Convatec Group plc
- Type: Public limited company
- Traded as: LSE: CTEC; FTSE 100 component;
- Industry: Medical devices
- Founded: 1978
- Headquarters: London, England, UK
- Key people: Dr John McAdam (chairman); Jonny Mason(CEO);
- Products: Advanced wound care; Ostomy care; Continence care; Infusion care;
- Revenue: US$2,439 million (2025)
- Operating income: US$316 million (2025)
- Net income: US$175 million (2025)
- Number of employees: 10,000 (2026)
- Website: convatecgroup.com

= Convatec =

UK medical products and technologies company

Convatec Group plc, is a medical products and technologies company based in London, England, offering products and services in the areas of advanced wound care, ostomy care, continence care and infusion care. It is listed on the London Stock Exchange and is a constituent of the FTSE 100 Index.

==History==
The company was established as a division of E.R. Squibb & Sons, Inc. in 1978 and acquired by Nordic Capital and Avista Capital Partners in 2008. During 2008, Convatec was integrated with the Danish-based single-use medical device manufacturer Unomedical. As a result of the deal, Convatec sold off the Unomedical Wound Care and Ophthalmics businesses to comply with the European Commission regulations.

In 2012, the firm acquired 180 Medical, a US-based catheter manufacturer, for $321 million.

In June 2015, Convatec won a Court of Appeal ruling that determined that, in the context of a patent, "between 1% and 25%" should be interpreted rounding to the nearest 1%, so that an attempt to circumvent a patent by using the value 0.9% failed.

In October 2016, the company was valued at £4.4 billion, thus achieving the largest initial public offering on the London Stock Exchange that year. Two months later, it became a constituent of the FTSE 100 Index. In January 2017, Convatec bought the Dutch firm Eurotec Beheer for £21.3 million. By May 2018, Nordic Capital had sold off its entire stake in Convatec.
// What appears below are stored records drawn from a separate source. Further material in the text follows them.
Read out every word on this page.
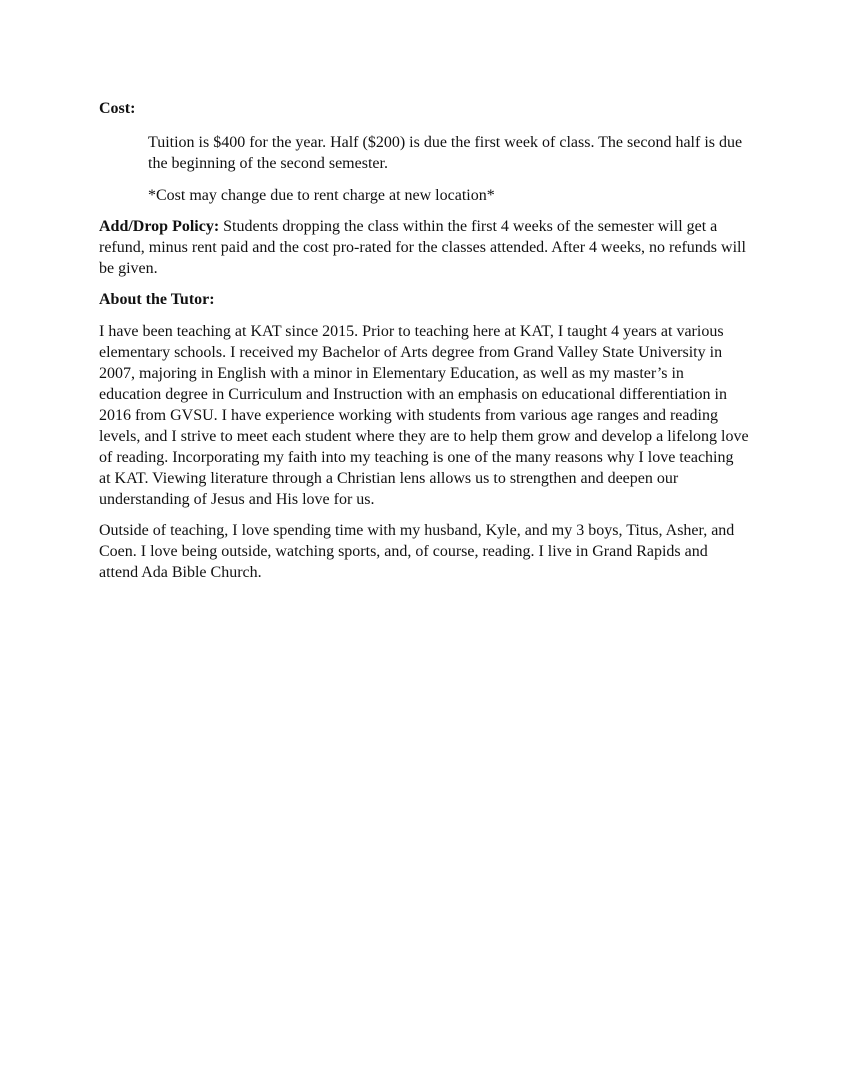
Cost:

Tuition is $400 for the year. Half ($200) is due the first week of class. The second half is due the beginning of the second semester.

*Cost may change due to rent charge at new location*

Add/Drop Policy: Students dropping the class within the first 4 weeks of the semester will get a refund, minus rent paid and the cost pro-rated for the classes attended. After 4 weeks, no refunds will be given.

About the Tutor:

I have been teaching at KAT since 2015. Prior to teaching here at KAT, I taught 4 years at various elementary schools. I received my Bachelor of Arts degree from Grand Valley State University in 2007, majoring in English with a minor in Elementary Education, as well as my master’s in education degree in Curriculum and Instruction with an emphasis on educational differentiation in 2016 from GVSU. I have experience working with students from various age ranges and reading levels, and I strive to meet each student where they are to help them grow and develop a lifelong love of reading. Incorporating my faith into my teaching is one of the many reasons why I love teaching at KAT. Viewing literature through a Christian lens allows us to strengthen and deepen our understanding of Jesus and His love for us.

Outside of teaching, I love spending time with my husband, Kyle, and my 3 boys, Titus, Asher, and Coen. I love being outside, watching sports, and, of course, reading. I live in Grand Rapids and attend Ada Bible Church.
In the years immediately following the floatation, the company was perceived to have underperformed, such as a series of successive profit warnings, stagnating revenues, and limited investment prior to going public all being referenced. This poor performance was a contributing factor in the departure of multiple executives in the late 2010s. During early 2019, the Swedish publication Dagens Industri reported that multiple investors were considering making an offer to purchase Convatec following a recent stock downturn; the Swedish private equity firm EQT was allegedly one of these parties.
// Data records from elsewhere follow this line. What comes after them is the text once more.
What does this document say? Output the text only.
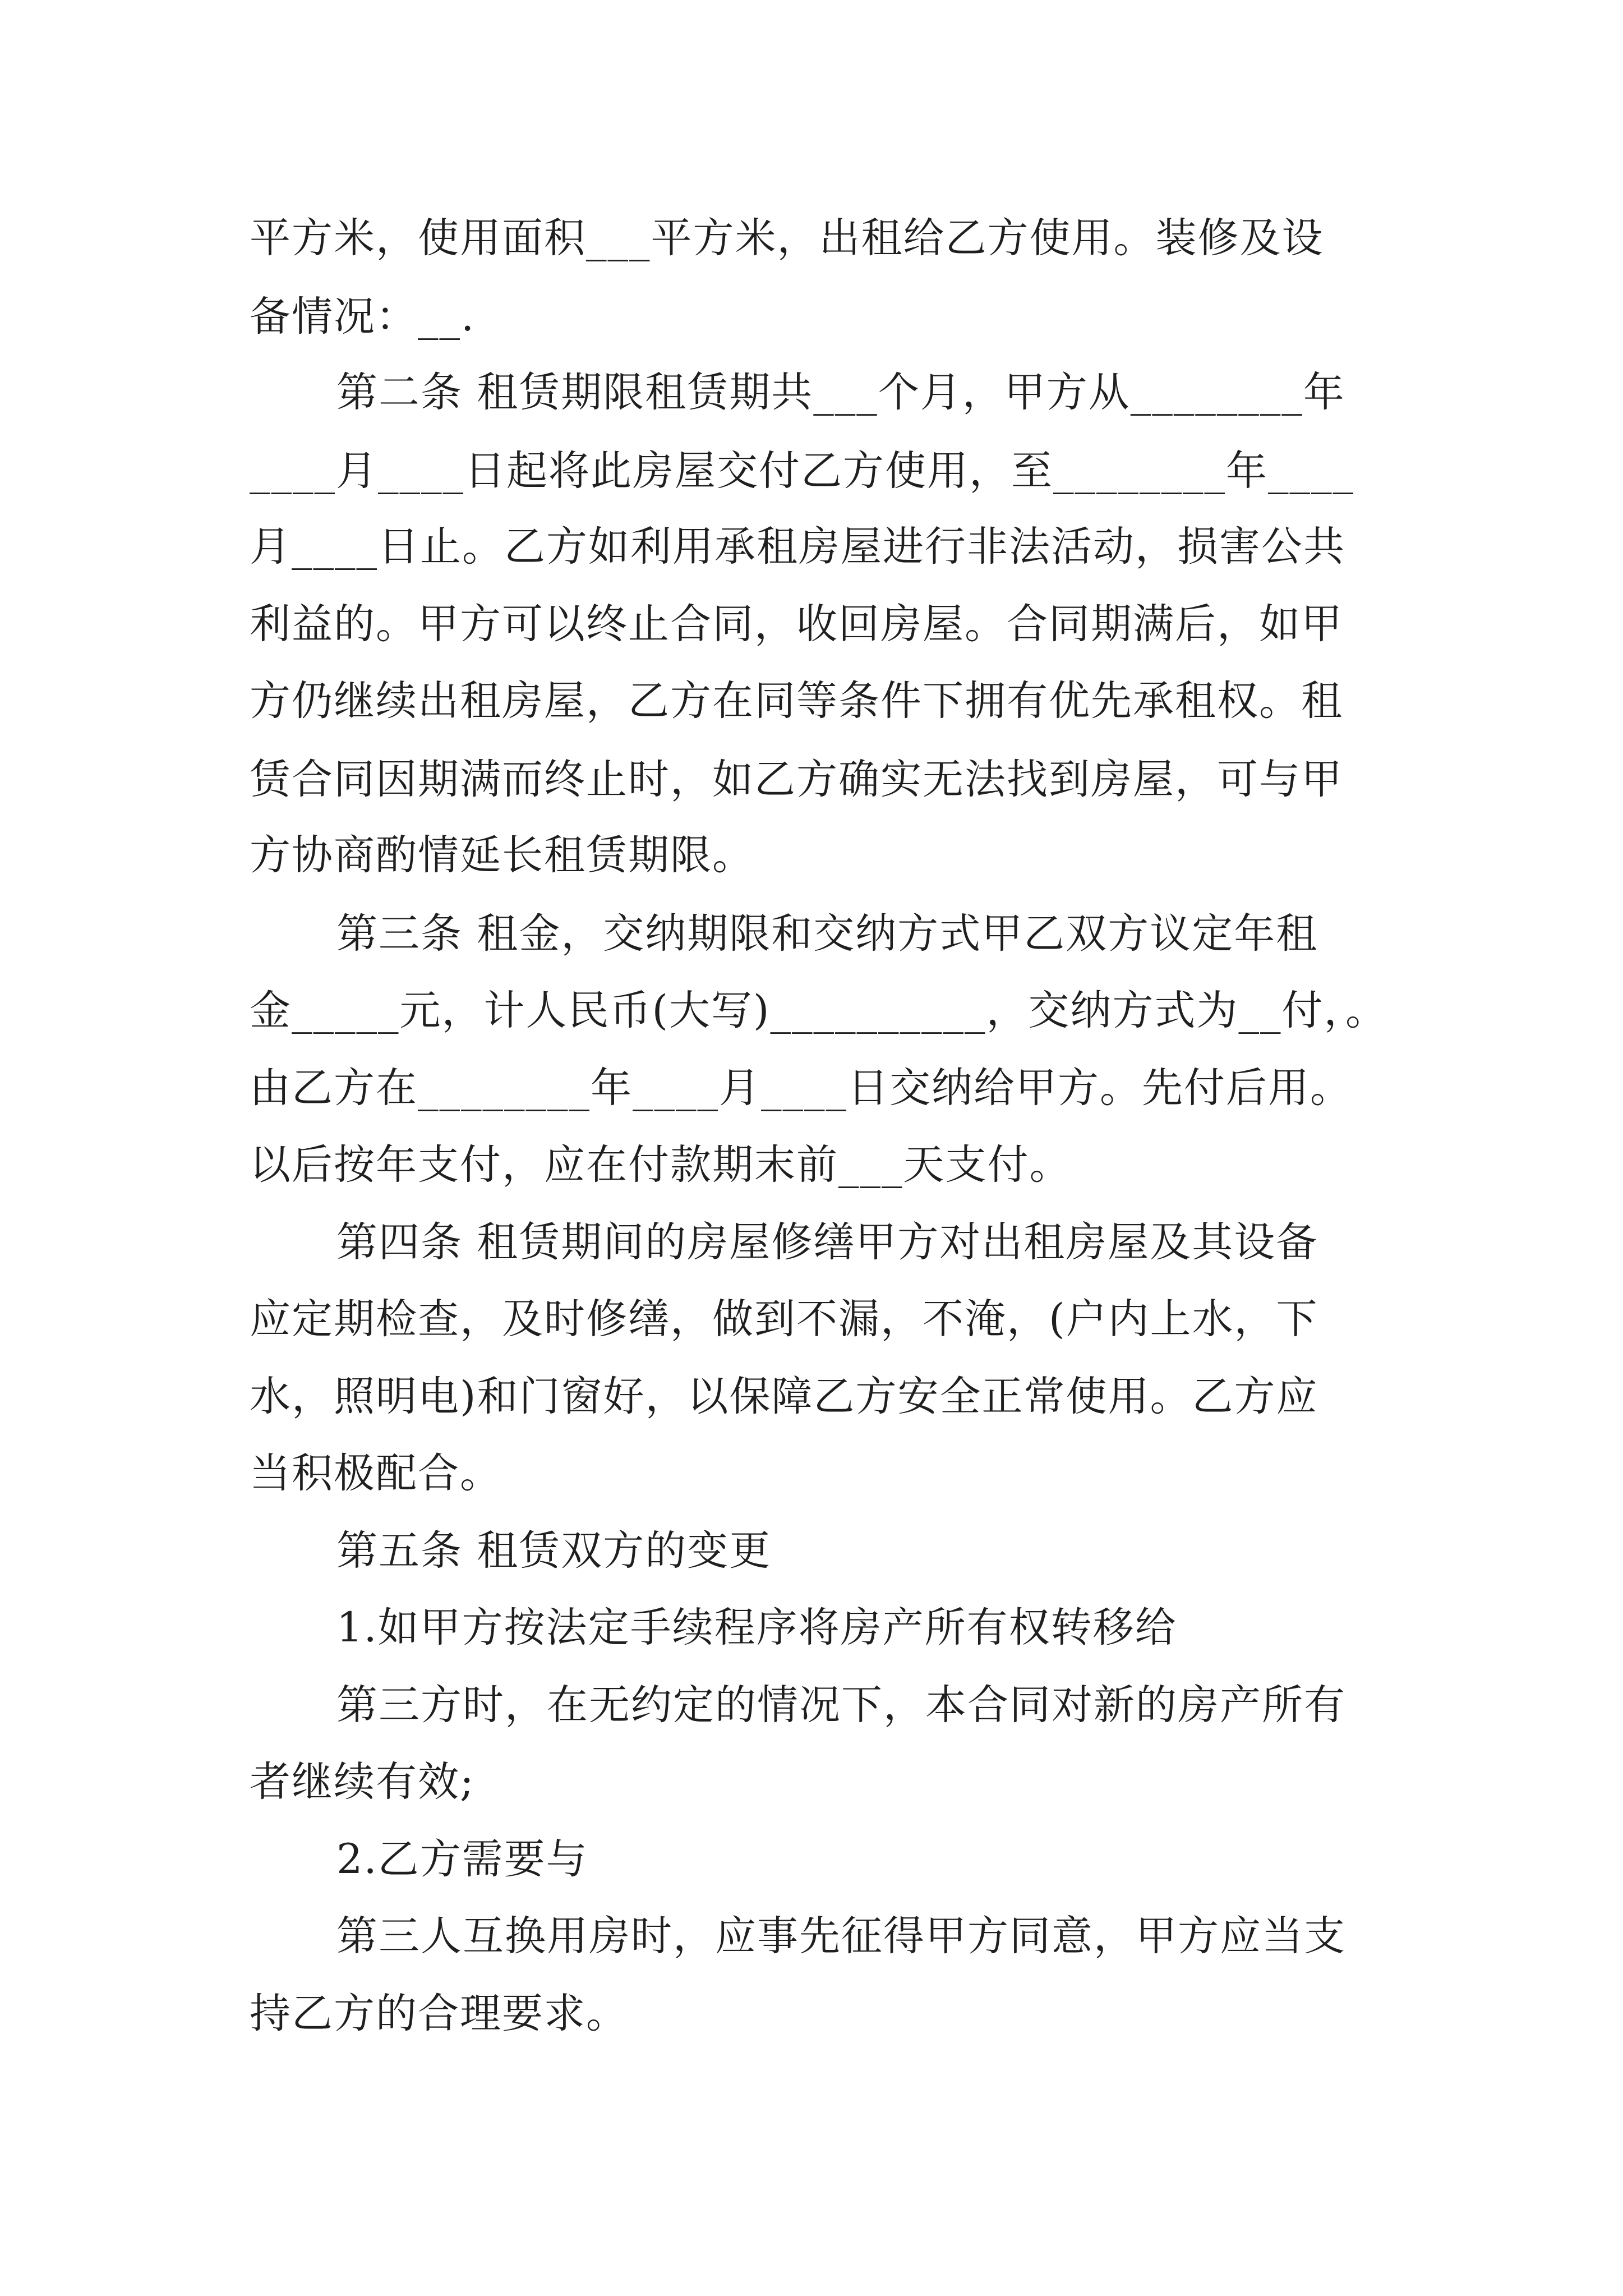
平方米，使用面积___平方米，出租给乙方使用。装修及设

备情况：__.

第二条 租赁期限租赁期共___个月，甲方从________年

____月____日起将此房屋交付乙方使用，至________年____

月____日止。乙方如利用承租房屋进行非法活动，损害公共

利益的。甲方可以终止合同，收回房屋。合同期满后，如甲

方仍继续出租房屋，乙方在同等条件下拥有优先承租权。租

赁合同因期满而终止时，如乙方确实无法找到房屋，可与甲

方协商酌情延长租赁期限。

第三条 租金，交纳期限和交纳方式甲乙双方议定年租

金_____元，计人民币(大写)__________，交纳方式为__付，。

由乙方在________年____月____日交纳给甲方。先付后用。

以后按年支付，应在付款期末前___天支付。

第四条 租赁期间的房屋修缮甲方对出租房屋及其设备

应定期检查，及时修缮，做到不漏，不淹，(户内上水，下

水，照明电)和门窗好，以保障乙方安全正常使用。乙方应

当积极配合。

第五条 租赁双方的变更

1.如甲方按法定手续程序将房产所有权转移给

第三方时，在无约定的情况下，本合同对新的房产所有

者继续有效;

2.乙方需要与

第三人互换用房时，应事先征得甲方同意，甲方应当支

持乙方的合理要求。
During the late 2010s, a new business strategy was adopted in which Convatec reoriented itself towards the chronic diseases sector and reduced its presence within low margin product lines; under this strategy, throughout the early 2020s, the company engaged in a spree of divestments, which included its skincare and lower-margin hospital care businesses. By 2023, 97% of Convatec’s revenues were reportedly being generated from sales of products for chronic conditions, such as insulin pumps and colostomy bags; as these products are continuously required for ongoing treatment, they produce reliable revenue streams. Furthermore, Convatec placed a far greater emphasis on innovation – a target was set that by 2025, 30 per cent of all sales should be from products less than five years old. Spending on research and development increased from 2.7 per cent of sales in 2018 to 4.6 per cent in 2023.
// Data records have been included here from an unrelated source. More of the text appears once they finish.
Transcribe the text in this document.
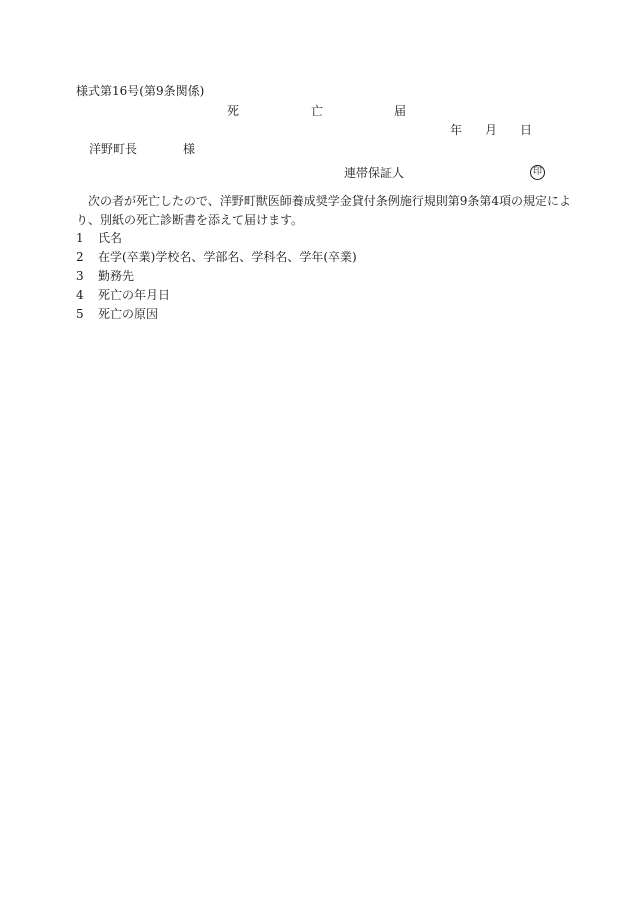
様式第16号(第9条関係)
死	亡	届
年 月 日
洋野町長	様
連帯保証人	印
次の者が死亡したので、洋野町獣医師養成奨学金貸付条例施行規則第9条第4項の規定によ
り、別紙の死亡診断書を添えて届けます。
1 氏名
2 在学(卒業)学校名、学部名、学科名、学年(卒業)
3 勤務先
4 死亡の年月日
5 死亡の原因
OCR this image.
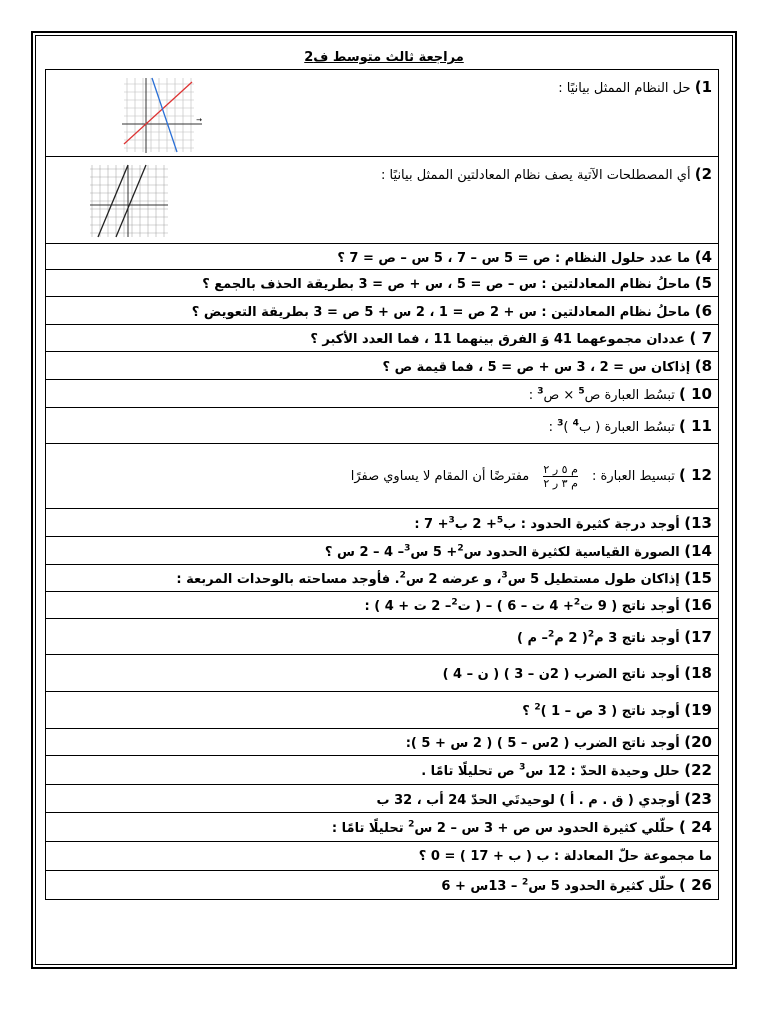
مراجعة ثالث متوسط ف2
1) حل النظام الممثل بيانيًا :
→

2) أي المصطلحات الآتية يصف نظام المعادلتين الممثل بيانيًا :

4) ما عدد حلول النظام : ص = 5 س – 7 ، 5 س – ص = 7 ؟
5) ماحلُ نظام المعادلتين : س – ص = 5 ، س + ص = 3 بطريقة الحذف بالجمع ؟
6) ماحلُ نظام المعادلتين : س + 2 ص = 1 ، 2 س + 5 ص = 3 بطريقة التعويض ؟
7 ) عددان مجموعهما 41 وَ الفرق بينهما 11 ، فما العدد الأكبر ؟
8) إذاكان س = 2 ، 3 س + ص = 5 ، فما قيمة ص ؟
10 ) تبسُط العبارة ص$^5$ × ص$^3$ :
11 ) تبسُط العبارة ( ب$^4$ )$^3$ :
12 ) تبسيط العبارة :
$\frac{\text{م ٥ ر ٢}}{\text{م ٣ ر ٢}}$
مفترضًا أن المقام لا يساوي صفرًا
13) أوجد درجة كثيرة الحدود : ب$^5$+ 2 ب$^3$+ 7 :
14) الصورة القياسية لكثيرة الحدود س$^2$+ 5 س$^3$– 4 – 2 س ؟
15) إذاكان طول مستطيل 5 س$^3$، و عرضه 2 س$^2$. فأوجد مساحته بالوحدات المربعة :
16) أوجد ناتج ( 9 ت$^2$+ 4 ت – 6 ) – ( ت$^2$– 2 ت + 4 ) :
17) أوجد ناتج 3 م$^2$( 2 م$^2$– م )
18) أوجد ناتج الضرب ( 2ن – 3 ) ( ن – 4 )
19) أوجد ناتج ( 3 ص – 1 )$^2$ ؟
20) أوجد ناتج الضرب ( 2س – 5 ) ( 2 س + 5 ):
22) حلل وحيدة الحدّ : 12 س$^3$ ص تحليلًا تامًا .
23) أوجدي ( ق . م . أ ) لوحيدتَي الحدّ 24 أب ، 32 ب
24 ) حلّلي كثيرة الحدود س ص + 3 س – 2 س$^2$ تحليلًا تامًا :
ما مجموعة حلّ المعادلة : ب ( ب + 17 ) = 0 ؟
26 ) حلّل كثيرة الحدود 5 س$^2$ – 13س + 6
The firm also undertook several acquisitions and purchases during the 2020s. In early 2022, it acquired the US-based wound care company Triad Life Sciences Inc. in exchange for $125 million, after which the unit was rebranded as Convatec Advanced Tissue Technology. One year later, it bought the anti-infective nitric oxide technology platform of 30 Technology Ltd; Convatec also became a constituent of the FTSE 100 Index. In August 2024, the firm publicly raised its concerns that Britain's regulatory approval process could dissuade innovation and investment in the future.

Prior to the outbreak of the war in Ukraine in February 2022, ConvaTec undertook both sales and manufacturing activities in Russia. In 2023, ConvaTec was included in the "Leave Russia" project, which tracks companies that remain active in the Russian market. Critics argued that by continuing operations in Russia, ConvaTec indirectly supported the Russian economy and government during the conflict. By May 2022, the firm had shuttered its manufacturing facility in neighbouring Belarus and suspended its sales team in Russia due to the conflict.

==Operations==
The company has 10,000 employees and operates in more than 100 countries.